Why We Ask About Forms You Received Last Year but Have Not Sent This Year

When we ask about forms you had last year but have not sent this year, we are using one of the most practical quality-control tools in return preparation: year-over-year comparison. Prior-year forms often reveal recurring income sources, withholding patterns, bank relationships, and payor activity that may reasonably continue into the current year. If one of those items disappears, it may mean the income genuinely stopped — or it may mean the form has not arrived, was overlooked, was issued under a slightly different name, or was never downloaded.

This question matters because document gaps are one of the leading causes of incomplete returns. Taxpayers naturally focus on what is in front of them now. Preparers, by contrast, often improve accuracy by comparing the current package to the prior year. If a client always has a certain brokerage form, a recurring agency statement, a retirement distribution form, or a foreign reporting statement, and it is suddenly absent, that is worth asking about before the return is filed.

The goal here is not to assume the prior year will repeat mechanically. Income sources change. Accounts close. Jobs end. But a missing document that is explained is very different from a missing document that is never considered. A simple confirmation — that account was closed or that payer no longer used me — resolves the issue cleanly.

This review is also useful because tax forms often arrive late, especially corrected forms or documents from institutions that rely on online delivery. A client may believe they sent everything because they sent everything they had as of that day. But if we see that a prior-year pattern is incomplete, we can tell them exactly what seems missing.

Another reason this question matters is withholding. Sometimes a form that seems minor actually carries federal or state withholding that would otherwise be missed. If the document never gets included, the income and the withholding can both disappear from the return preparation process.
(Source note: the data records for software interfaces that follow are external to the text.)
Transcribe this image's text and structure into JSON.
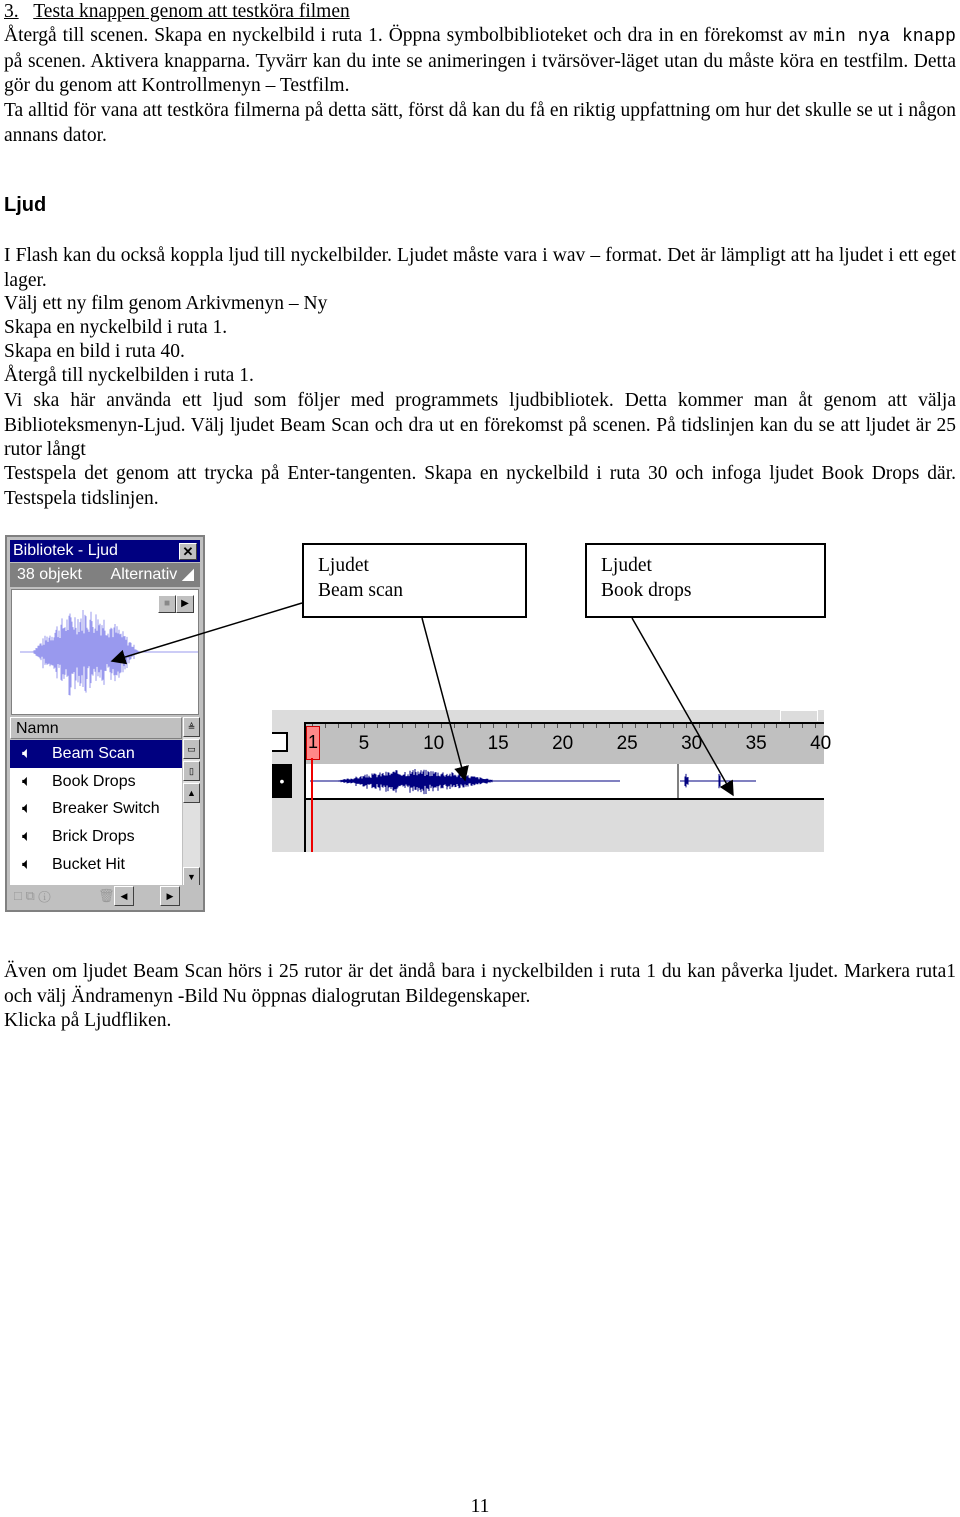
{
  "section": {
    "number": "3.",
    "title": "Testa knappen genom att testköra filmen"
  },
  "intro": {
    "p1_a": "Återgå till scenen. Skapa en nyckelbild i ruta 1. Öppna symbolbiblioteket och dra in en förekomst av",
    "p1_code": "min nya knapp",
    "p1_b": "på scenen. Aktivera knapparna. Tyvärr kan du inte se animeringen i tvärsöver-läget utan du måste köra en testfilm. Detta gör du genom att Kontrollmenyn – Testfilm.",
    "p2": "Ta alltid för vana att testköra filmerna på detta sätt, först då kan du få en riktig uppfattning om hur det skulle se ut i någon annans dator."
  },
  "heading": "Ljud",
  "body": {
    "p1": "I Flash kan du också koppla ljud till nyckelbilder. Ljudet måste vara i wav – format. Det är lämpligt att ha ljudet i ett eget lager.",
    "l1": "Välj ett ny film genom Arkivmenyn – Ny",
    "l2": "Skapa en nyckelbild i ruta 1.",
    "l3": "Skapa en bild i ruta 40.",
    "l4": "Återgå till nyckelbilden i ruta 1.",
    "p2": "Vi ska här använda ett ljud som följer med programmets ljudbibliotek. Detta kommer man åt genom att välja Biblioteksmenyn-Ljud. Välj ljudet Beam Scan och dra ut en förekomst på scenen. På tidslinjen kan du se att ljudet är 25 rutor långt",
    "p3": "Testspela det genom att trycka på Enter-tangenten. Skapa en nyckelbild i ruta 30 och infoga ljudet Book Drops där. Testspela tidslinjen."
  },
  "library": {
    "title": "Bibliotek - Ljud",
    "count": "38 objekt",
    "options": "Alternativ",
    "column": "Namn",
    "items": [
      "Beam Scan",
      "Book Drops",
      "Breaker Switch",
      "Brick Drops",
      "Bucket Hit"
    ],
    "selected": "Beam Scan",
    "waveform_color": "#9999ee"
  },
  "callouts": [
    {
      "line1": "Ljudet",
      "line2": "Beam scan"
    },
    {
      "line1": "Ljudet",
      "line2": "Book drops"
    }
  ],
  "timeline": {
    "current_frame": "1",
    "ticks": [
      "5",
      "10",
      "15",
      "20",
      "25",
      "30",
      "35",
      "40"
    ],
    "waveform_color": "#000080"
  },
  "outro": {
    "p1": "Även om ljudet Beam Scan hörs i 25 rutor är det ändå bara i nyckelbilden i ruta 1 du kan påverka ljudet. Markera ruta1 och välj Ändramenyn  -Bild   Nu öppnas dialogrutan Bildegenskaper.",
    "p2": "Klicka på Ljudfliken."
  },
  "page_number": "11"
}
This question also helps us identify whether a different form type replaced the old one. For example, a payer may shift reporting systems, change platforms, or issue the same basic economic item through a different document type.

The most helpful response is straightforward. If the prior-year form really does not apply this year, tell us why. If you think it should exist but have not received it yet, tell us that too. The key is closing the loop before filing, not after.

In short, we ask about forms that existed last year but have not appeared this year because comparison is one of the best ways to detect omissions before they become filing problems.